Document Type


Date of Award



Urbanization, Political sociology

Degree Name

Doctor of Philosophy (PhD)


Political Science

First Advisor

Arthur S. Banks

Second Advisor

Joseph M. Firestone

Third Advisor

Arthur K. Smith


This dissertation critically examines the role of urbanization in major theoretical and empirical works on political development. The examination takes place at three analytical levels: meta-theoretical, theoretical, and empirical; it is conducted utilizing a framework resulting from a reconstruction of philosophical works on concept formation, theory construction, measurement, and theory testing.

Following the development of the meta-theoretical framework, the initial portion of the dissertation concentrates on problems of concept formation and the nature of the theoretical generalizations connecting urbanization to the broader processes of modernization and political development. The initial conceptual framework is derived from Daniel Lerner's The Passing of Traditional Society and is composed of four variables: urbanization, education, communications, and democratic political development. Education and communications are viewed as aspects of the process of modernization, while democratic political development is the dependent variable. As in the Lerner theory, urbanization is taken as the single exogenous, instigating variable. It is the conceptualization and measurement of urbanization that is the focus of this study.

Contrary to the work of political development theorists, urbanization is conceptualized as a multidimensional process of population movement from rural to urban areas. The initial conceptualization suggests that there are four dimensions: degree, pattern, rate, and source. The conceptual structure of urbanization is then used to organize a survey of the theoretical literature on urbanization and its relationship to modernization and political development. This survey fulfills several purposes: it provides a test for the utility of our conceptualization of urbanization; it allows us to develop a catalogue of theoretical generalizations relating urbanization, modernization, and political development; and, it allows us to compare our conceptualization with that of development theorists and other social scientists.

The verbal specification of the urbanization concept is then tested empirically. Data on thirteen different indicators (of the degree and pattern dimensions) for 33 different countries and covering the period 1882-1963, are assembled and factor analyzed to delineate empirical dimensions of the urbanization concept. The initial two-dimensional hypothesis corresponding to the degree and pattern of urbanization is rejected; a remarkably stable six-factor solution emerges from the empirical analysis, with the factors being labeled degree, primacy, distribution, concentration, locus, and scale of urbanization respectively.
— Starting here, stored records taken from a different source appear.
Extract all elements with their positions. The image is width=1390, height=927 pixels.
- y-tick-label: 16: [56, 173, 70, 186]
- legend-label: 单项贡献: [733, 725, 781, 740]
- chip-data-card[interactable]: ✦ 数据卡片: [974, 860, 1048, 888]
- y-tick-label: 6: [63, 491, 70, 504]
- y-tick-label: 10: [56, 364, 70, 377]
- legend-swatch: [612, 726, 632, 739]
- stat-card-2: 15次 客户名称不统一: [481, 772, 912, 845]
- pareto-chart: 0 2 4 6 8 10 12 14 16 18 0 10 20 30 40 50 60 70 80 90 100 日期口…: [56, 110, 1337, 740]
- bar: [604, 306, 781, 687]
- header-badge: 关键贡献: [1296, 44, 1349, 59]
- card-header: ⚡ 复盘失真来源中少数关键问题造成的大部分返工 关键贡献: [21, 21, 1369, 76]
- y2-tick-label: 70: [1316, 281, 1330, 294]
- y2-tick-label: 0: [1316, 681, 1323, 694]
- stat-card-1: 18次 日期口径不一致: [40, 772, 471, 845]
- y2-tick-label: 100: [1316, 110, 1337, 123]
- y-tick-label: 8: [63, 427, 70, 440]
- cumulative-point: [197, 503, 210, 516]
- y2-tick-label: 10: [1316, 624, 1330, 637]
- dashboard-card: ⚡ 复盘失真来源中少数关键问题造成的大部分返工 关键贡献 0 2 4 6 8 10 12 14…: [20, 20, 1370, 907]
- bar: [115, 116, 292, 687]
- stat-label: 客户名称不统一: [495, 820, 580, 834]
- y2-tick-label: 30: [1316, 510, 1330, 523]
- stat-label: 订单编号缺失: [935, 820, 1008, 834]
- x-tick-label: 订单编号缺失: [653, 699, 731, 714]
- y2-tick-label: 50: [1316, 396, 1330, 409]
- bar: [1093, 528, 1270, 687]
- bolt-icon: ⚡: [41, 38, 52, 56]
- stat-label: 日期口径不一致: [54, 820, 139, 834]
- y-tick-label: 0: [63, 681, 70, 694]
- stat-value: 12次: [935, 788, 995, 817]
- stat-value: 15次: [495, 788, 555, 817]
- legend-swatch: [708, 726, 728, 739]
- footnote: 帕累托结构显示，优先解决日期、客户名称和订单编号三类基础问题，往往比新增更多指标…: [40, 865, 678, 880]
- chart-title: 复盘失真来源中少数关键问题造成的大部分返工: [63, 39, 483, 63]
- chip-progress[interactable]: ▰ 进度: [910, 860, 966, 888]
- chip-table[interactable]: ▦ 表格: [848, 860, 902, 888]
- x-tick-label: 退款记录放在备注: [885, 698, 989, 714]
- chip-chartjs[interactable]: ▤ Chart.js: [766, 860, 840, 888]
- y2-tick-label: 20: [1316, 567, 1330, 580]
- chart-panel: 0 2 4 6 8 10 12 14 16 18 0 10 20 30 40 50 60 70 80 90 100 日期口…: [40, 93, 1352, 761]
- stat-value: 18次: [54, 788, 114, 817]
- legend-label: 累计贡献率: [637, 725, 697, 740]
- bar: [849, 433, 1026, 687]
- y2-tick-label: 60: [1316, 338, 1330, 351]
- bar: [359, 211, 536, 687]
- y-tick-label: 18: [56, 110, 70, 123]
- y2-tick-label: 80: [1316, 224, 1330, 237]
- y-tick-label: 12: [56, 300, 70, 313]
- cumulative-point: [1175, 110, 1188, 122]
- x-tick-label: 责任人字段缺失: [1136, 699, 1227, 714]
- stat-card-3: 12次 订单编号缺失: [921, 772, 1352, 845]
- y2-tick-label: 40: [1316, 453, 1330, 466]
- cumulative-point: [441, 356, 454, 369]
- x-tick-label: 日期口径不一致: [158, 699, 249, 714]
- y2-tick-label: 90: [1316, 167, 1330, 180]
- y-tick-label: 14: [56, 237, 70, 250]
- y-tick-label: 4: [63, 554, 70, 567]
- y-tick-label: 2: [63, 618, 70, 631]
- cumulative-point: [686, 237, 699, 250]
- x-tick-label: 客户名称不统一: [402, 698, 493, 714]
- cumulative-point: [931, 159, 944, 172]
Subsequently, a six-dimensional measurement model is constructed with factor scores generated from the longitudinal analysis being used to represent values on the separate dimensions.

The final portion of the analysis, the test of the fully developed theoretical network, focuses on the four-variable Lerner theory of political development. The numerous causal modeling studies on this topic are surveyed and a vector space perspective on the systems of structural equations used to represent these causal models is developed. Using longitudinal data on the urbanization dimensions, education, communications, and democratic political development, vector space hypotheses implicit in the Lerner model are tested. These hypotheses are rejected as not providing an adequate fit to the data and further attempts at causal analysis derivative of these hypotheses are consequently abandoned. A secondary, and purely exploratory analysis is completed, however, and it suggests that the locus of urbanization is the dimension most closely associated with democratic political development.

The concluding chapter draws out the implications of the study regarding the utility of applying the metatheoretical framework to quantitative empirical research; on the consequences of failure to appreciate the interrelated processes of concept formation, measurement, and theory construction; and, of the failure of political development theorists to carefully conceptualize and measure the concept of urbanization. In summary, the analysis makes clear the prominent role assigned to urbanization theories of political development must be re-examined.